2020 ESA Annual Meeting (August 3 - 6)

PS 48 Abstract - Integration of state-of-the-art approaches in remote sensing, machine learning, and land surface models to evaluate global terrestrial evapotranspiration

Shufen Pan1, Naiqing Pan2, Hanqin Tian1, Pierre Friedlingstein3, Stephen Sitch4, Hao Shi2, Vivek Arora5, Vanessa Haverd6, Atul Jain7, Etsushi Kato8, Sebastian Lienert9, Danica Lombardozzi10, Julia Nabel11, Catherine Ottlé12, Benjamin Poulter13, Sönke Zaehle14 and Steve W. Running15, (1)International Center for Climate and Global Change Research and School of Forestry and Wildlife Sciences, Auburn University, Auburn, AL, (2)Auburn University, Auburn, AL, (3)University of Exeter, (4)University of Leeds, (5)Canadian Centre for Climate Modelling and Analysis, (6)CSIRO Oceans and Atmosphere, (7)Department of Atmospheric Sciences, University of Illinois, Urbana, IL, (8)Institute of Applied Energy (IAE), (9)Climate and Environmental Physics, Physics Institute, University of Bern, (10)CGD, National Center for Atmospheric Research, Boulder, CO, (11)Max Planck Institute for Meteorology, (12)LSCE-IPSL-CNRS, Orme des Merisiers, (13)Biospheric Sciences Laboratory, NASA Goddard Space Flight Center, Greenbelt, MD, (14)Department of Biogeochemical Systems, Max-Planck Institute for Biogeochemistry, Jena, Germany, (15)Ecosystem and Conservation Sciences, University of Montana, Missoula, MT
Background/Question/Methods

Evapotranspiration (ET) is a critical component in the global water cycle and links terrestrial water, carbon and energy cycles. Accurate estimate of terrestrial ET is important for hydrological, meteorological, and agricultural research and applications. However, direct measurement of global terrestrial ET is not feasible.
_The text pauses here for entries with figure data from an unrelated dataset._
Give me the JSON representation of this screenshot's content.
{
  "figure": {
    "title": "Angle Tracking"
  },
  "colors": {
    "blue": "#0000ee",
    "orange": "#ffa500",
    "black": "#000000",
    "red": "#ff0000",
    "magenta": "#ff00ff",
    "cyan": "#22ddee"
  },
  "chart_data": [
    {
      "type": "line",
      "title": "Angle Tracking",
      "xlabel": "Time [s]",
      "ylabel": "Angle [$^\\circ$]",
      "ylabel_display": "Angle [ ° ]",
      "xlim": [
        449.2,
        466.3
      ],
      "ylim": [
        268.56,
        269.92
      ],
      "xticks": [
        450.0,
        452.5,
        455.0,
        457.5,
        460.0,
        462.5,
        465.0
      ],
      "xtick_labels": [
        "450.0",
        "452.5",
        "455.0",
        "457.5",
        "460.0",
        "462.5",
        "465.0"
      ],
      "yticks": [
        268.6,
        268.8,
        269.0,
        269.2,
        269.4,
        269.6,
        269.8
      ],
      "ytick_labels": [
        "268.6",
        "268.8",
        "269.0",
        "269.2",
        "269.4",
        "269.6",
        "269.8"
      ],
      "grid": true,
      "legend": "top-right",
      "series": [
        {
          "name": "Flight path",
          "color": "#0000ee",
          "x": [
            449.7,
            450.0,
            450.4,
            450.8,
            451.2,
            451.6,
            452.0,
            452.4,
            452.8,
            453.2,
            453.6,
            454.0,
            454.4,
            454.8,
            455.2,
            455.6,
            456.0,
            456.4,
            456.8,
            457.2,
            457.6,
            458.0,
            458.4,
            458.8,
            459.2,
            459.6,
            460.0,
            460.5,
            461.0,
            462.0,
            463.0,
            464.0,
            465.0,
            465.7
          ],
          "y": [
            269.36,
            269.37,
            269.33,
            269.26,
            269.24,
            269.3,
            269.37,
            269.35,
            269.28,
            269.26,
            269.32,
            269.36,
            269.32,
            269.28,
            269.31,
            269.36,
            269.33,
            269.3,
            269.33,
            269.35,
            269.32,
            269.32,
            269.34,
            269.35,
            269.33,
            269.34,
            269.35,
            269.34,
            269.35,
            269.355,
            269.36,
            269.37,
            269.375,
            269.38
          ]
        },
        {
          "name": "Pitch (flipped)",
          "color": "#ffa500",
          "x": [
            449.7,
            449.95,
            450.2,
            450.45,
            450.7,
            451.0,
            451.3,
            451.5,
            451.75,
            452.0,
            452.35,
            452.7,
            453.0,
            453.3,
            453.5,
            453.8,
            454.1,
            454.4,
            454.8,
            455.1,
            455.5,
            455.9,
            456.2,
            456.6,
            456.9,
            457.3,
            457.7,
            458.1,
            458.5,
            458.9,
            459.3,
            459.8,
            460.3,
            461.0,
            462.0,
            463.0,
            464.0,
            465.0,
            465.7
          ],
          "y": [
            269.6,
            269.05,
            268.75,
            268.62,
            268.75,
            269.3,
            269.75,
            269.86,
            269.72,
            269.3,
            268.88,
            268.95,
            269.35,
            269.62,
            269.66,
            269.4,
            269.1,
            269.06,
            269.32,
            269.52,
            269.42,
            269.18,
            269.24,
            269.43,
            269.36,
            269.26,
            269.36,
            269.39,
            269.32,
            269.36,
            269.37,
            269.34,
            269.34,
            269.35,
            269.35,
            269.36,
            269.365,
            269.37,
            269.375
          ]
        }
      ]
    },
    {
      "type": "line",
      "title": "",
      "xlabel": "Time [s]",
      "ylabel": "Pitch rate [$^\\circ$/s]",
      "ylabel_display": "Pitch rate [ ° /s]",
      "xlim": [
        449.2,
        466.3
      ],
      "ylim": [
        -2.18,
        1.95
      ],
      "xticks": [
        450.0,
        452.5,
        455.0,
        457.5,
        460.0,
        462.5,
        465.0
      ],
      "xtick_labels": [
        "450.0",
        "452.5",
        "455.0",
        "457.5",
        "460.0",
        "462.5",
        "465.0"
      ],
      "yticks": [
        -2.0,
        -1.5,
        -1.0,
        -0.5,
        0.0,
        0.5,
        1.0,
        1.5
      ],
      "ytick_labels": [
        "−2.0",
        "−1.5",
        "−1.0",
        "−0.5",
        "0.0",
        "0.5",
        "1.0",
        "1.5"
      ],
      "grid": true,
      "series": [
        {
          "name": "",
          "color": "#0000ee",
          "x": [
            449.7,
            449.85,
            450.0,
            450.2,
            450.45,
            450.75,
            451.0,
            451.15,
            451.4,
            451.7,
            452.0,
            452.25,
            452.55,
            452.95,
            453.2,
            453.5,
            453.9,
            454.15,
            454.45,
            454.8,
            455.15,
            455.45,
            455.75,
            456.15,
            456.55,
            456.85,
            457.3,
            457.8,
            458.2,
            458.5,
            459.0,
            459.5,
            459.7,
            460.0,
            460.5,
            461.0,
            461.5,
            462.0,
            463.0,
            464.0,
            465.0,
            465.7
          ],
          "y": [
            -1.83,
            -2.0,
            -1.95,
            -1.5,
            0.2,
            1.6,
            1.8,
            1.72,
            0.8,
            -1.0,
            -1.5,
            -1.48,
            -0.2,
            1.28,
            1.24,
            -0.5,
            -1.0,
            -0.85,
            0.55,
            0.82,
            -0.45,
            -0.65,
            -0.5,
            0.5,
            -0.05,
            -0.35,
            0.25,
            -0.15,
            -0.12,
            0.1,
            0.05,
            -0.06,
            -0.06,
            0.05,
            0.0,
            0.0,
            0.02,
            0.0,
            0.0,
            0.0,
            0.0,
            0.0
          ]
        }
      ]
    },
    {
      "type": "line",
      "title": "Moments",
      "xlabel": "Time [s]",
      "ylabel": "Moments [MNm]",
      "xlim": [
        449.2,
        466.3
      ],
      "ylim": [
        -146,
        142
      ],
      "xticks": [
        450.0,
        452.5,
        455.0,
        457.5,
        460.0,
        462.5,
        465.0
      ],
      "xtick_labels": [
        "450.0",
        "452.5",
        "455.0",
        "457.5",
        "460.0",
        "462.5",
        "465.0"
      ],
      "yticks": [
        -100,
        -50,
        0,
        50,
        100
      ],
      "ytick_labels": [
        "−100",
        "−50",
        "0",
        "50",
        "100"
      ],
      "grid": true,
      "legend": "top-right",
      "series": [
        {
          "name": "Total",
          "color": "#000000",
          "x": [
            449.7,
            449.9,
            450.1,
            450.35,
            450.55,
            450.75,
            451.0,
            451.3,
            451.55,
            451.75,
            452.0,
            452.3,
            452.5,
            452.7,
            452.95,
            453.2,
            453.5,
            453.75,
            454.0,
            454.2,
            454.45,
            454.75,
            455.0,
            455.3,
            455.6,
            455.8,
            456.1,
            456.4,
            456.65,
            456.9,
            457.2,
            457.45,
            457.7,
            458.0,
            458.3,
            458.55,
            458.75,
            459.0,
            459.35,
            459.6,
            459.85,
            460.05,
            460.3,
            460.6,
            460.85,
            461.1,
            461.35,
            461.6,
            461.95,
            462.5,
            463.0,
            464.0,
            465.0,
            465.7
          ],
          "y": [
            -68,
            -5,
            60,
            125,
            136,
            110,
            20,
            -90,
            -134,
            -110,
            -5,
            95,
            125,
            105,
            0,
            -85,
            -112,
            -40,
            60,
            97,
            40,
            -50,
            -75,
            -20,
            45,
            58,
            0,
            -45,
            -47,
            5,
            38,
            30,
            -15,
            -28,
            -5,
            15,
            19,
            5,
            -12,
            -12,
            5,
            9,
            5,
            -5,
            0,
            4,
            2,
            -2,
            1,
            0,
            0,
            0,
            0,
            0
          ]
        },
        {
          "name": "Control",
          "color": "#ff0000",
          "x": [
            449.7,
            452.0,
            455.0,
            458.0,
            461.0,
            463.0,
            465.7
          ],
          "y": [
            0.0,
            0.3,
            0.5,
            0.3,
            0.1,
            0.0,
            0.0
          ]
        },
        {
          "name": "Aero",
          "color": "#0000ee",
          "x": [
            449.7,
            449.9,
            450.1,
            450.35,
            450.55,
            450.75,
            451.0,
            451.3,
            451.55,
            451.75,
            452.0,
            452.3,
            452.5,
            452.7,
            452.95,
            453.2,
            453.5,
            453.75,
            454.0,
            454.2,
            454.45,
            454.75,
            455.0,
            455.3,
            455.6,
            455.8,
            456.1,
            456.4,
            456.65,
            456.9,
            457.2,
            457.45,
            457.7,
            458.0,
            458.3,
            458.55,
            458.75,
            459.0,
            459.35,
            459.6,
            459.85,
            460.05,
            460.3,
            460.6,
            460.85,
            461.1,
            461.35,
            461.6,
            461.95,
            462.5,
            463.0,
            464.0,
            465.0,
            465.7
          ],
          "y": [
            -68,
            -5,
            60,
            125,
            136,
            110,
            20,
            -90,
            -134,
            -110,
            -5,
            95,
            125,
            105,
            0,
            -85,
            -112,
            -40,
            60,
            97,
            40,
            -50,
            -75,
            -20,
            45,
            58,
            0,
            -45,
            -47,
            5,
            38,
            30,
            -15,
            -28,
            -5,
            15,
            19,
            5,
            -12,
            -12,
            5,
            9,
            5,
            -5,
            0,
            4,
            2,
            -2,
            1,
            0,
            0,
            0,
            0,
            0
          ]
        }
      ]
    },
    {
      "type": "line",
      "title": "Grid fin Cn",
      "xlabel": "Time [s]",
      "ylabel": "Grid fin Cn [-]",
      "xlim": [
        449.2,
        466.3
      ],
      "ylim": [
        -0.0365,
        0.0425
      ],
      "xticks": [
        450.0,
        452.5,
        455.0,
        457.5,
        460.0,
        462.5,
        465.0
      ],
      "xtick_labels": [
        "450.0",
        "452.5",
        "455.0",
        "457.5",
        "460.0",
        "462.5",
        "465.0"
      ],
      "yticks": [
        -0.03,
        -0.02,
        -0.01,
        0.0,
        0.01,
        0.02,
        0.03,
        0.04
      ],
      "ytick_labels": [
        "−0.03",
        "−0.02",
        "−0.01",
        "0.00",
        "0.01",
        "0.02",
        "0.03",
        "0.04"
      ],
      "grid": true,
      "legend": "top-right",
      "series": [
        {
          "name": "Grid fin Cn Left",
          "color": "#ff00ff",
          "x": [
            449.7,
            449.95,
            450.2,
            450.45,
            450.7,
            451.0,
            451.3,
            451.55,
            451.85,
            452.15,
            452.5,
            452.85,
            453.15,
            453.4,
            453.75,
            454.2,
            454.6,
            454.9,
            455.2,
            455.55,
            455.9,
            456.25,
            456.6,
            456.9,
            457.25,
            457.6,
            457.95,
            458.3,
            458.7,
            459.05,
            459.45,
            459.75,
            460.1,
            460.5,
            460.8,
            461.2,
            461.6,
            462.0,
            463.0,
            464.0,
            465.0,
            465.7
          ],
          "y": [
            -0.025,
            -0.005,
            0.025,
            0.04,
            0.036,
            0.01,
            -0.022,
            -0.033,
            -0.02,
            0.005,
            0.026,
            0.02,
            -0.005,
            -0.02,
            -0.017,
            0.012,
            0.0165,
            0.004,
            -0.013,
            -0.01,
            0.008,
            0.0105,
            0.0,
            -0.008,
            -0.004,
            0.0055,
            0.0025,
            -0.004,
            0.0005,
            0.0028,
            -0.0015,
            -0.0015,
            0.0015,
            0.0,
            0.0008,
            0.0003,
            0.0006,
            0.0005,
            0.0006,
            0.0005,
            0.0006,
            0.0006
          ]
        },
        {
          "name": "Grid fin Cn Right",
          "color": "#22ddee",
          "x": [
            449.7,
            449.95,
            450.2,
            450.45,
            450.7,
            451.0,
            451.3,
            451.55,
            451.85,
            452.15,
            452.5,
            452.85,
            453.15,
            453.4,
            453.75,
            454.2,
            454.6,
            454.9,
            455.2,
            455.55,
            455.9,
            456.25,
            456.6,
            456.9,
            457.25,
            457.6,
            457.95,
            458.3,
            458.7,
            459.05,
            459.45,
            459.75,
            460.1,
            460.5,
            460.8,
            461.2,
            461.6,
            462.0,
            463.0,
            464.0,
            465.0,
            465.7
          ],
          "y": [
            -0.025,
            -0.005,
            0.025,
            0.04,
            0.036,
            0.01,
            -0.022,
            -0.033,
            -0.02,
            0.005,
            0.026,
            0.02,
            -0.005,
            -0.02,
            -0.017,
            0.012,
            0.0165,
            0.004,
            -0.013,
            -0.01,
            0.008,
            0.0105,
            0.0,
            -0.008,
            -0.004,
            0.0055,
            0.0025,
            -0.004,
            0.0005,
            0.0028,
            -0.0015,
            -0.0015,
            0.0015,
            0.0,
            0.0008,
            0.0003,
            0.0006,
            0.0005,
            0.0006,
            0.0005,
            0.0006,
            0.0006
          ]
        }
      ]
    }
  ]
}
In this study, we integrate state-of-the-art estimates of global terrestrial ET, including data-driven and process-based estimates: 1) remote sensing-based physical models, 2) machine learning methods, and 3) land surface models (LSMs), to assess its spatial pattern, inter-annual variability, environmental drivers, long-term trend, and response to vegetation greening. We evaluated twenty global terrestrial ET estimates including four from remote sensing-based physical models, two from machine-learning algorithms and fourteen from TRENDY LSMs. Our goal is not to compare the various models and choose the best one, but to identify the uncertainty sources in each type of estimate and provide suggestions for future model development.

Results/Conclusions

The results showed that the ensemble means of annual global terrestrial ET estimated by these three categories of approaches agreed well, ranging from 589.6 mm yr-1 to 617.1 mm yr-1. LSMs had much uncertainty in the ET magnitude in tropical regions especially the Amazon Basin, while remote sensing-based ET products showed larger inter-model range in arid and semi-arid regions than LSMs. LSMs and remote sensing-based physical models exhibited much larger inter-annual variability (IAV) in ET than machine learning based algorithms in southwestern U.S. and the Southern Hemisphere, particularly in Australia. All the twenty models used in this study showed anthropogenic earth greening had a positive role in increasing terrestrial ET. The concurrent small inter-annual variability, i.e. relative stability, found in all estimates of global terrestrial ET, suggests there exists a potential planetary boundary in regulating global terrestrial ET, with the value being about 6.74×104 km3 yr-1 (603mm yr-1). Uncertainties among approaches were identified in specific regions, particularly in the Amazon Basin and arid/semi-arid regions. Improvements in parameterizing water stress and canopy dynamics, utilization of new available satellite retrievals and deep learning methods, and model-data fusion will advance our predictive understanding of terrestrial ET estimates.